Sous le Soleil exactement

Au centre des interrogations de l’homme depuis des millénaires, le Soleil exerce toujours la même fascination et n’en finit pas de livrer ses secrets aux astronomes er scientifiques amateurs.
Dans ce Joyeux hommage au Soleil composé pour la fête maçonnique du solstice d’été, Mozart souligne la puissance et la générosité de notre étoile : « Sans toi nous ne vivrions pas. Toi seul dispense nourriture, chaleur, lumière. » C’est là une évidence aussi vieille que la civilisation : Chinois, Mayas, Aztèques, Chaldéens, Egyptiens, Grecs ou Romains lui rendaient un culte, et l’Encyclopédie de Diderot et d’Alembert le qualifiait de «premier objet de l’idolâtrie.»
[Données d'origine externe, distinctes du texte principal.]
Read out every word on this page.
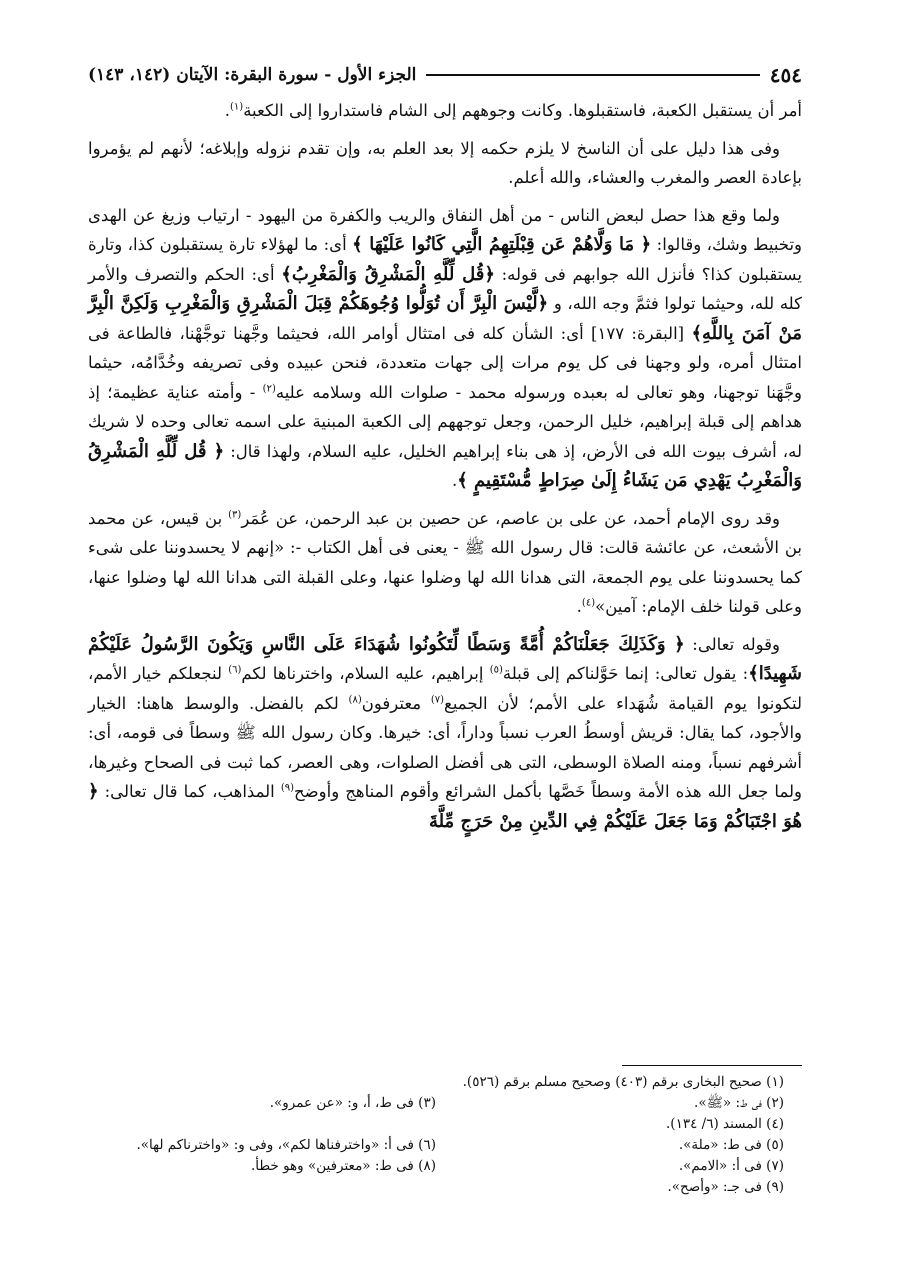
٤٥٤
الجزء الأول - سورة البقرة: الآيتان (١٤٢، ١٤٣)

أمر أن يستقبل الكعبة، فاستقبلوها. وكانت وجوههم إلى الشام فاستداروا إلى الكعبة$^{(١)}$.

وفى هذا دليل على أن الناسخ لا يلزم حكمه إلا بعد العلم به، وإن تقدم نزوله وإبلاغه؛ لأنهم لم يؤمروا بإعادة العصر والمغرب والعشاء، والله أعلم.

ولما وقع هذا حصل لبعض الناس - من أهل النفاق والريب والكفرة من اليهود - ارتياب وزيغ عن الهدى وتخبيط وشك، وقالوا: ﴿ مَا وَلَّاهُمْ عَن قِبْلَتِهِمُ الَّتِي كَانُوا عَلَيْهَا ﴾ أى: ما لهؤلاء تارة يستقبلون كذا، وتارة يستقبلون كذا؟ فأنزل الله جوابهم فى قوله: ﴿قُل لِّلَّهِ الْمَشْرِقُ وَالْمَغْرِبُ﴾ أى: الحكم والتصرف والأمر كله لله، وحيثما تولوا فثمَّ وجه الله، و ﴿لَّيْسَ الْبِرَّ أَن تُوَلُّوا وُجُوهَكُمْ قِبَلَ الْمَشْرِقِ وَالْمَغْرِبِ وَلَكِنَّ الْبِرَّ مَنْ آمَنَ بِاللَّهِ﴾ [البقرة: ١٧٧] أى: الشأن كله فى امتثال أوامر الله، فحيثما وجَّهنا توجَّهْنا، فالطاعة فى امتثال أمره، ولو وجهنا فى كل يوم مرات إلى جهات متعددة، فنحن عبيده وفى تصريفه وخُدَّامُه، حيثما وجَّهَنا توجهنا، وهو تعالى له بعبده ورسوله محمد - صلوات الله وسلامه عليه$^{(٢)}$ - وأمته عناية عظيمة؛ إذ هداهم إلى قبلة إبراهيم، خليل الرحمن، وجعل توجههم إلى الكعبة المبنية على اسمه تعالى وحده لا شريك له، أشرف بيوت الله فى الأرض، إذ هى بناء إبراهيم الخليل، عليه السلام، ولهذا قال: ﴿ قُل لِّلَّهِ الْمَشْرِقُ وَالْمَغْرِبُ يَهْدِي مَن يَشَاءُ إِلَىٰ صِرَاطٍ مُّسْتَقِيمٍ ﴾.

وقد روى الإمام أحمد، عن على بن عاصم، عن حصين بن عبد الرحمن، عن عُمَر$^{(٣)}$ بن قيس، عن محمد بن الأشعث، عن عائشة قالت: قال رسول الله ﷺ - يعنى فى أهل الكتاب -: «إنهم لا يحسدوننا على شىء كما يحسدوننا على يوم الجمعة، التى هدانا الله لها وضلوا عنها، وعلى القبلة التى هدانا الله لها وضلوا عنها، وعلى قولنا خلف الإمام: آمين»$^{(٤)}$.

وقوله تعالى: ﴿ وَكَذَلِكَ جَعَلْنَاكُمْ أُمَّةً وَسَطًا لِّتَكُونُوا شُهَدَاءَ عَلَى النَّاسِ وَيَكُونَ الرَّسُولُ عَلَيْكُمْ شَهِيدًا﴾: يقول تعالى: إنما حَوَّلناكم إلى قبلة$^{(٥)}$ إبراهيم، عليه السلام، واخترناها لكم$^{(٦)}$ لنجعلكم خيار الأمم، لتكونوا يوم القيامة شُهَداء على الأمم؛ لأن الجميع$^{(٧)}$ معترفون$^{(٨)}$ لكم بالفضل. والوسط هاهنا: الخيار والأجود، كما يقال: قريش أوسطُ العرب نسباً وداراً، أى: خيرها. وكان رسول الله ﷺ وسطاً فى قومه، أى: أشرفهم نسباً، ومنه الصلاة الوسطى، التى هى أفضل الصلوات، وهى العصر، كما ثبت فى الصحاح وغيرها، ولما جعل الله هذه الأمة وسطاً خَصَّها بأكمل الشرائع وأقوم المناهج وأوضح$^{(٩)}$ المذاهب، كما قال تعالى: ﴿ هُوَ اجْتَبَاكُمْ وَمَا جَعَلَ عَلَيْكُمْ فِي الدِّينِ مِنْ حَرَجٍ مِّلَّةَ

(١) صحيح البخارى برقم (٤٠٣) وصحيح مسلم برقم (٥٢٦).
(٢) فى ط: «ﷺ».
(٣) فى ط، أ، و: «عن عمرو».
(٤) المسند (٦/ ١٣٤).
(٥) فى ط: «ملة».
(٦) فى أ: «واخترفناها لكم»، وفى و: «واخترناكم لها».
(٧) فى أ: «الامم».
(٨) فى ط: «معترفين» وهو خطأ.
(٩) فى جـ: «وأصح».
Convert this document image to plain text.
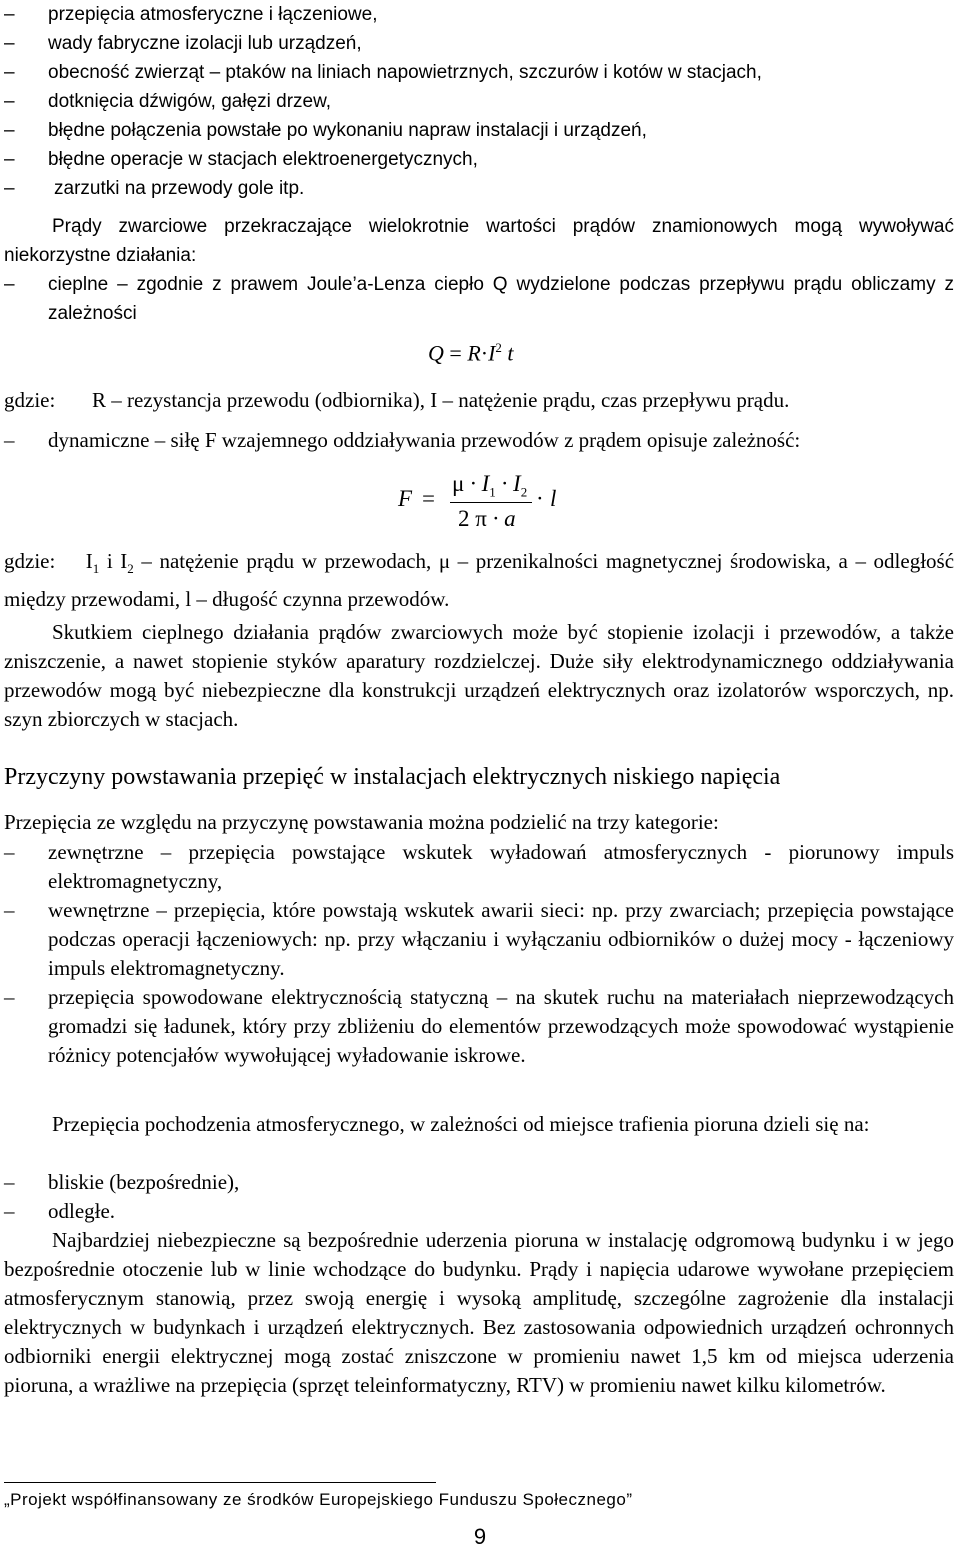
– przepięcia atmosferyczne i łączeniowe,
– wady fabryczne izolacji lub urządzeń,
– obecność zwierząt – ptaków na liniach napowietrznych, szczurów i kotów w stacjach,
– dotknięcia dźwigów, gałęzi drzew,
– błędne połączenia powstałe po wykonaniu napraw instalacji i urządzeń,
– błędne operacje w stacjach elektroenergetycznych,
– zarzutki na przewody gole itp.

Prądy zwarciowe przekraczające wielokrotnie wartości prądów znamionowych mogą wywoływać niekorzystne działania:

– cieplne – zgodnie z prawem Joule’a-Lenza ciepło Q wydzielone podczas przepływu prądu obliczamy z zależności
$Q = R\cdot I^2$ t
gdzie: R – rezystancja przewodu (odbiornika), I – natężenie prądu, czas przepływu prądu.
– dynamiczne – siłę F wzajemnego oddziaływania przewodów z prądem opisuje zależność:
F =
$\mu \cdot I_1 \cdot I_2$
2 π · a
· l

gdzie: $I_1$ i $I_2$ – natężenie prądu w przewodach, μ – przenikalności magnetycznej środowiska, a – odległość między przewodami, l – długość czynna przewodów.

Skutkiem cieplnego działania prądów zwarciowych może być stopienie izolacji i przewodów, a także zniszczenie, a nawet stopienie styków aparatury rozdzielczej. Duże siły elektrodynamicznego oddziaływania przewodów mogą być niebezpieczne dla konstrukcji urządzeń elektrycznych oraz izolatorów wsporczych, np. szyn zbiorczych w stacjach.

Przyczyny powstawania przepięć w instalacjach elektrycznych niskiego napięcia

Przepięcia ze względu na przyczynę powstawania można podzielić na trzy kategorie:

– zewnętrzne – przepięcia powstające wskutek wyładowań atmosferycznych - piorunowy impuls elektromagnetyczny,
– wewnętrzne – przepięcia, które powstają wskutek awarii sieci: np. przy zwarciach; przepięcia powstające podczas operacji łączeniowych: np. przy włączaniu i wyłączaniu odbiorników o dużej mocy - łączeniowy impuls elektromagnetyczny.
– przepięcia spowodowane elektrycznością statyczną – na skutek ruchu na materiałach nieprzewodzących gromadzi się ładunek, który przy zbliżeniu do elementów przewodzących może spowodować wystąpienie różnicy potencjałów wywołującej wyładowanie iskrowe.

Przepięcia pochodzenia atmosferycznego, w zależności od miejsce trafienia pioruna dzieli się na:

– bliskie (bezpośrednie),
– odległe.

Najbardziej niebezpieczne są bezpośrednie uderzenia pioruna w instalację odgromową budynku i w jego bezpośrednie otoczenie lub w linie wchodzące do budynku. Prądy i napięcia udarowe wywołane przepięciem atmosferycznym stanowią, przez swoją energię i wysoką amplitudę, szczególne zagrożenie dla instalacji elektrycznych w budynkach i urządzeń elektrycznych. Bez zastosowania odpowiednich urządzeń ochronnych odbiorniki energii elektrycznej mogą zostać zniszczone w promieniu nawet 1,5 km od miejsca uderzenia pioruna, a wrażliwe na przepięcia (sprzęt teleinformatyczny, RTV) w promieniu nawet kilku kilometrów.

„Projekt współfinansowany ze środków Europejskiego Funduszu Społecznego”
9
Notons à ce sujet la curieuse ambivalence des sentiments qu’inspire cet astre flamboyant : il est dispensateur de vie, symbole de puissance et d’omniscience, mais aussi agent de mort et de destruction lorsque sa force se déchaîne sans contrôle (Phaéton), dieu guerrier assoiffé de sang chez les Aztèques, voire, pour un célèbre patient de Freud, «l’oeil de Dieu » qui le poursuivait et le transperçait de ses rayons.
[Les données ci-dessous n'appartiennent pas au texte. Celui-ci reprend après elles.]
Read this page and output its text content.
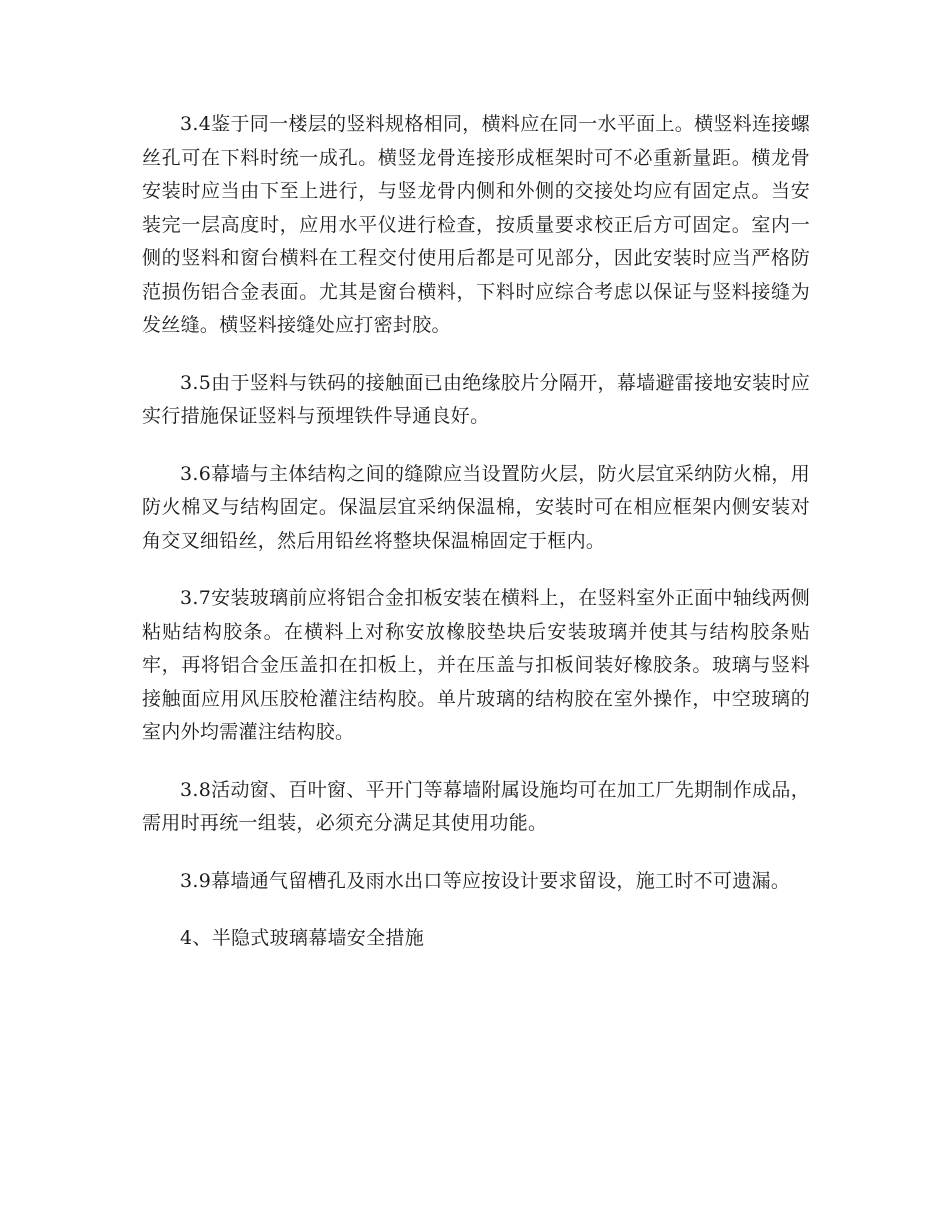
3.4鉴于同一楼层的竖料规格相同，横料应在同一水平面上。横竖料连接螺丝孔可在下料时统一成孔。横竖龙骨连接形成框架时可不必重新量距。横龙骨安装时应当由下至上进行，与竖龙骨内侧和外侧的交接处均应有固定点。当安装完一层高度时，应用水平仪进行检查，按质量要求校正后方可固定。室内一侧的竖料和窗台横料在工程交付使用后都是可见部分，因此安装时应当严格防范损伤铝合金表面。尤其是窗台横料，下料时应综合考虑以保证与竖料接缝为发丝缝。横竖料接缝处应打密封胶。

3.5由于竖料与铁码的接触面已由绝缘胶片分隔开，幕墙避雷接地安装时应实行措施保证竖料与预埋铁件导通良好。

3.6幕墙与主体结构之间的缝隙应当设置防火层，防火层宜采纳防火棉，用防火棉叉与结构固定。保温层宜采纳保温棉，安装时可在相应框架内侧安装对角交叉细铅丝，然后用铅丝将整块保温棉固定于框内。

3.7安装玻璃前应将铝合金扣板安装在横料上，在竖料室外正面中轴线两侧粘贴结构胶条。在横料上对称安放橡胶垫块后安装玻璃并使其与结构胶条贴牢，再将铝合金压盖扣在扣板上，并在压盖与扣板间装好橡胶条。玻璃与竖料接触面应用风压胶枪灌注结构胶。单片玻璃的结构胶在室外操作，中空玻璃的室内外均需灌注结构胶。

3.8活动窗、百叶窗、平开门等幕墙附属设施均可在加工厂先期制作成品，需用时再统一组装，必须充分满足其使用功能。

3.9幕墙通气留槽孔及雨水出口等应按设计要求留设，施工时不可遗漏。

4、半隐式玻璃幕墙安全措施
Après avoir été pendant des millénaires l’objet de spéculations mythologiques et religieuses, le Soleil est devenu le sujet privilégié de l’astronomie scientifique. Il suscite toujours aujourd’hui des recherches actives, d’autant plus fascinantes que nos générations sont les premières à obtenir enfin des réponses satisfaisantes aux questions parfois angoissantes concernant le fonctionnement et le devenir de notre étoile.
N’oublions pas que si des humains furent sacrifiés par dizaines de milliers au dieu-soleil Huitzilopochtli des Aztèques, c’était pour lui fournir quotidiennement le sang qui lui donnait la force de se mouvoir et d’éclairer le monde
Cette semaine et la semaine prochaine, nous allons retracer à grands traits le chemin long et ardu qui a conduit à dépouiller le Soleil de son caractère divin pour reconnaître en lui une étoile de même nature que les petits points brillants qui constellent le ciel nocturne.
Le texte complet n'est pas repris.